IVCVFeb 12, 2024

Re-DiffiNet: Modeling discrepancies in tumor segmentation using diffusion models

arXiv:2402.07354v4h-index: 4
Originality Incremental advance
AI Analysis

This work addresses the challenge of insufficient accuracy and generalizability in deep learning-based tumor segmentation for clinical applications, representing an incremental advancement.

The paper tackled the problem of improving tumor segmentation accuracy for glioblastoma patients by modeling discrepancies between segmentation model outputs and ground truth using diffusion models, resulting in an average improvement of 0.55% in Dice score and 16.28% in HD95 over a state-of-the-art U-Net model.

Identification of tumor margins is essential for surgical decision-making for glioblastoma patients and provides reliable assistance for neurosurgeons. Despite improvements in deep learning architectures for tumor segmentation over the years, creating a fully autonomous system suitable for clinical floors remains a formidable challenge because the model predictions have not yet reached the desired level of accuracy and generalizability for clinical applications. Generative modeling techniques have seen significant improvements in recent times.

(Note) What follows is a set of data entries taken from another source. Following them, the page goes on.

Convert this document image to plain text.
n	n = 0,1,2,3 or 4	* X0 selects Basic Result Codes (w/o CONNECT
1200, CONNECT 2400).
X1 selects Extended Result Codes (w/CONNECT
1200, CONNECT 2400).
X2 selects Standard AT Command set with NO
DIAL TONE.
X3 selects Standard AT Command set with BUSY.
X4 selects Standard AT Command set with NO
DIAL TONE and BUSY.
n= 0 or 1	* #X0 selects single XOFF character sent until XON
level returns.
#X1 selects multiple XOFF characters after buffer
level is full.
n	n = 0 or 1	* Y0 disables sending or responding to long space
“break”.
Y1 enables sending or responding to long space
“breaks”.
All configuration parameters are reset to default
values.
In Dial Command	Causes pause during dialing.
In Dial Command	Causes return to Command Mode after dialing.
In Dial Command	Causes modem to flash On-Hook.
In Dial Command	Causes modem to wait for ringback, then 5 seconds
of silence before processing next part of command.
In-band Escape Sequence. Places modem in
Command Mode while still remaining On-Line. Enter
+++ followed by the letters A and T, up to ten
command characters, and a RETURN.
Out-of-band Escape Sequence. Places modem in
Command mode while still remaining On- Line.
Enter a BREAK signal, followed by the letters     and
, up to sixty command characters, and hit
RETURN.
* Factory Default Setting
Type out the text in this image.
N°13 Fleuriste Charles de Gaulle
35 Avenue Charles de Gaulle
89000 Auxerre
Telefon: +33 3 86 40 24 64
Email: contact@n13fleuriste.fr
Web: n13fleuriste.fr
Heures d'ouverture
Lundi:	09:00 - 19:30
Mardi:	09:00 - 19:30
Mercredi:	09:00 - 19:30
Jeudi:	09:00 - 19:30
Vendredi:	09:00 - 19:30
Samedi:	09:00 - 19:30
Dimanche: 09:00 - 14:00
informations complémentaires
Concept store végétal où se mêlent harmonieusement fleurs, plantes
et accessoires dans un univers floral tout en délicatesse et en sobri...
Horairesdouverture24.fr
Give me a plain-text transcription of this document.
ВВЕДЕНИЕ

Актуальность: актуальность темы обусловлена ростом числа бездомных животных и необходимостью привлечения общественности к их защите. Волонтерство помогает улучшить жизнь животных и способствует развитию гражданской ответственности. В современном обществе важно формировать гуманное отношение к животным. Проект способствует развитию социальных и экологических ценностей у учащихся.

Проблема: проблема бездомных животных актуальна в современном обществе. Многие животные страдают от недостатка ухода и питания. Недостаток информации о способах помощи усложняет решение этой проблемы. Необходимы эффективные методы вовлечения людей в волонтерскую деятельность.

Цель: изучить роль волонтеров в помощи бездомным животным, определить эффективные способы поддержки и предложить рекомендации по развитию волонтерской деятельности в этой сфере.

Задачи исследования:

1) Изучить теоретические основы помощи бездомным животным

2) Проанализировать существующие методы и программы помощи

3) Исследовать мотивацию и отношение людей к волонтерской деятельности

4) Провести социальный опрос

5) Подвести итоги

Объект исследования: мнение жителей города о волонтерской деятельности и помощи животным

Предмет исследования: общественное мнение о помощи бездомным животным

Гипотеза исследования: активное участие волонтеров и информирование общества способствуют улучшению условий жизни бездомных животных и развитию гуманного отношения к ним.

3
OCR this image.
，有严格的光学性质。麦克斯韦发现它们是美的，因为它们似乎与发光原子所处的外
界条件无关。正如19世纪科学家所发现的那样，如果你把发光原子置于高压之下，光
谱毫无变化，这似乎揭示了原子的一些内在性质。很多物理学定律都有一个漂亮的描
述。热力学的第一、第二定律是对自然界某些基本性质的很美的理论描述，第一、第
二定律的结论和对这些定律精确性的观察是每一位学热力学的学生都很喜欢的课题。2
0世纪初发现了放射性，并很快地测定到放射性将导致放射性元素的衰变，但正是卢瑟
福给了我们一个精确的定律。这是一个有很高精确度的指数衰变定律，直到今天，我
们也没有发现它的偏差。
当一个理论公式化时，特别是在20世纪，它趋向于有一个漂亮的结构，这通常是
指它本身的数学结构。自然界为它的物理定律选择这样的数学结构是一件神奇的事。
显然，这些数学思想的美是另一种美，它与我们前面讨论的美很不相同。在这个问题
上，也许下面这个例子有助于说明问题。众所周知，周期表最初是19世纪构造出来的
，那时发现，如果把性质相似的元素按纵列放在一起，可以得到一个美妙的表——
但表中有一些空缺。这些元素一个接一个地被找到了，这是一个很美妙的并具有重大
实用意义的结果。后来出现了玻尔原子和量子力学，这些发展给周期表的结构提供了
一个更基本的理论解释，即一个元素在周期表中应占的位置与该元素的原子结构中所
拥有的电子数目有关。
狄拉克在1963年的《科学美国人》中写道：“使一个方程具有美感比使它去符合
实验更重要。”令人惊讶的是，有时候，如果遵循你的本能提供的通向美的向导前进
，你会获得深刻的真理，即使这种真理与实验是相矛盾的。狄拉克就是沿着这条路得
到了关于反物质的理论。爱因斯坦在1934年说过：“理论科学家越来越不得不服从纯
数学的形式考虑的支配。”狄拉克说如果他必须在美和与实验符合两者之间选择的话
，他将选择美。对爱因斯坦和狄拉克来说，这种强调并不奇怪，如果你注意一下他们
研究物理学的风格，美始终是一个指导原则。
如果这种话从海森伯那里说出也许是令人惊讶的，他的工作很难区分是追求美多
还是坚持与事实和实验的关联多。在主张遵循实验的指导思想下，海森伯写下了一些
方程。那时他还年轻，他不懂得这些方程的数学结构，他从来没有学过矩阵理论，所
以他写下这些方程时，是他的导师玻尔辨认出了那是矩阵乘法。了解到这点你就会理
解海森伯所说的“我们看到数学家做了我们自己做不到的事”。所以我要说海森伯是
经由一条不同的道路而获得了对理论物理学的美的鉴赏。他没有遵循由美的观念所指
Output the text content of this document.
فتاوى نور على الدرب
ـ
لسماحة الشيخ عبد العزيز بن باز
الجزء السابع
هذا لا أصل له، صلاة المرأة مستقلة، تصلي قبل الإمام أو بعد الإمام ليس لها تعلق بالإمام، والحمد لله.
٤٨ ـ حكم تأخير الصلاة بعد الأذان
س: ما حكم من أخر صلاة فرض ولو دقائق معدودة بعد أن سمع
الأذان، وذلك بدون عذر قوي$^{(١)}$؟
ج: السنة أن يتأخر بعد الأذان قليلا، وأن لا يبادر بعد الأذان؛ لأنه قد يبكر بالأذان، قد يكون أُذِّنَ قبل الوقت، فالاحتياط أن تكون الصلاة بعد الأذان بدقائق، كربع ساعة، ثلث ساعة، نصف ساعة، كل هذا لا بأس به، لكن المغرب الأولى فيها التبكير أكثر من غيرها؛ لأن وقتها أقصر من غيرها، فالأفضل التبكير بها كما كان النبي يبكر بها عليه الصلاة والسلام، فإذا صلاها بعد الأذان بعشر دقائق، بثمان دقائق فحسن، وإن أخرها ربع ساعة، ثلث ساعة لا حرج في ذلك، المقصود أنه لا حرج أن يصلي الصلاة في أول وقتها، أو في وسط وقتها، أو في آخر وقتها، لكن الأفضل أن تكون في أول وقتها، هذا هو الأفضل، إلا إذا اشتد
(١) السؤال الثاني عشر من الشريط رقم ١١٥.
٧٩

Specifically, Generative Adversarial Networks (GANs) and Denoising-diffusion-based models (DDPMs) have been used to generate higher-quality images with fewer artifacts and finer attributes. In this work, we introduce a framework called Re-Diffinet for modeling the discrepancy between the outputs of a segmentation model like U-Net and the ground truth, using DDPMs. By explicitly modeling the discrepancy, the results show an average improvement of 0.55\% in the Dice score and 16.28\% in HD95 from cross-validation over 5-folds, compared to the state-of-the-art U-Net segmentation model.